Despite the remarkable advances in generative artificial intelligence (GenAI) and large language models (LLMs), a recent study highlights the significant limitations of large language models (LLMs), such as GPT-4, in developing accurate mental models of the world, suggesting these systems still have much to learn before they can be trusted in real-world applications. Conducted by researchers from Harvard, MIT, the University of Chicago, and Cornell University, the study reveals that while LLMs can perform well in controlled tasks, they fail when faced with even minor changes or unexpected situations.

LLMs have shown impressive capabilities—generating text, solving problems, and even providing navigation directions.
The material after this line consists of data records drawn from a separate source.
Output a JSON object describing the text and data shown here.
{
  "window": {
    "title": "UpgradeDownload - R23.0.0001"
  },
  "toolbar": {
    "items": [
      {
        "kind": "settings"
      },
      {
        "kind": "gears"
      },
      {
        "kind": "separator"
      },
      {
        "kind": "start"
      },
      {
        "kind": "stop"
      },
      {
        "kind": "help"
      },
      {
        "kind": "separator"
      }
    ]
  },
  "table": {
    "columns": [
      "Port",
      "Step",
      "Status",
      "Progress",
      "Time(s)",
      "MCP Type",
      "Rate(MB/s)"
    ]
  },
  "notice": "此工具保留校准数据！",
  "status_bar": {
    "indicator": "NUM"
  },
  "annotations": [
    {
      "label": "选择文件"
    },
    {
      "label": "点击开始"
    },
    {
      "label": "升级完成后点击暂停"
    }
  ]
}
However, the study suggests that these models do not “understand” the systems they interact with. To test this, the researchers examined how well an LLM could give driving directions in New York City. While it performed well initially, introducing simple changes—like road closures or detours—resulted in a significant drop in accuracy.

Upon investigation, the researchers discovered that the model had created an internal map that included “nonexistent streets” and incorrect connections. This finding indicates that LLMs rely on patterns in the data rather than forming an accurate, coherent world model.
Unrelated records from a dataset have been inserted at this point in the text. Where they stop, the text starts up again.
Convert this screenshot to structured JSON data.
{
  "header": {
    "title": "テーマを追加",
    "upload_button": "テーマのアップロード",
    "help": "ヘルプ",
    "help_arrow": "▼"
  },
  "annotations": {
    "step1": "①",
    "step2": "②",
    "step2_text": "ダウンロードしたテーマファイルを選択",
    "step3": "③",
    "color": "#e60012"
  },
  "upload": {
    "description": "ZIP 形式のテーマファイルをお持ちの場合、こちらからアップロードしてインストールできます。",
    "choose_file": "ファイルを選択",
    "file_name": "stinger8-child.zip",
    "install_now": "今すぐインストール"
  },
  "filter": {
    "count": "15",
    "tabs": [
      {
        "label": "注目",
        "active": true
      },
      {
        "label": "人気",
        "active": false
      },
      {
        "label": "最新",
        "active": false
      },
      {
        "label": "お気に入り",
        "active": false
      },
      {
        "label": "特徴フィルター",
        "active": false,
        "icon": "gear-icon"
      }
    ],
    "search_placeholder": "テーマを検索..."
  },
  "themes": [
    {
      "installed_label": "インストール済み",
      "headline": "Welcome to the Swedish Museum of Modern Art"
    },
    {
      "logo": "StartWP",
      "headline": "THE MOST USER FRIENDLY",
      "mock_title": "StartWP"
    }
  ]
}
To probe this issue further, the researchers developed new evaluation metrics to test whether LLMs have formed accurate world models. They focused on two deterministic tasks: navigating streets in New York City and playing the game Othello. The models could generate valid moves or directions, but failed to demonstrate an understanding of the underlying rules.
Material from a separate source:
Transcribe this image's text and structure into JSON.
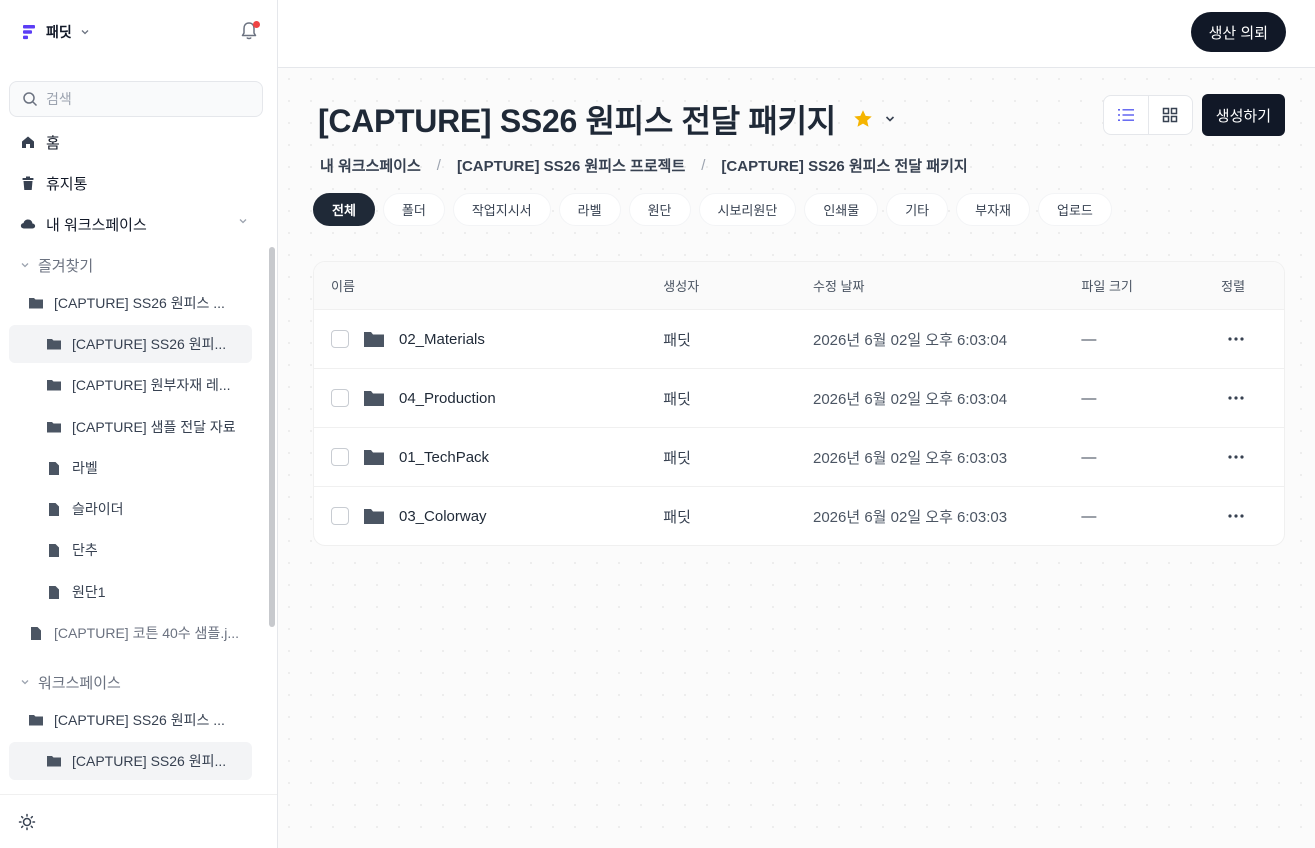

Interestingly, the researchers found that LLMs which made random choices were sometimes more accurate in forming world models than those following patterns in the data. This suggests that current methods of training LLMs, based on language prediction, are insufficient for developing true world understanding.

These findings are concerning for applications that rely on LLMs to make decisions in dynamic environments, such as autonomous vehicles or medical diagnosis systems. If an LLM fails to adapt to new or altered situations, the consequences could be severe.

The researchers urge the AI community to rethink how LLMs are evaluated and developed. Moving forward, the team plans to apply these new evaluation metrics to real-world problems to push the boundaries of AI’s practical capabilities.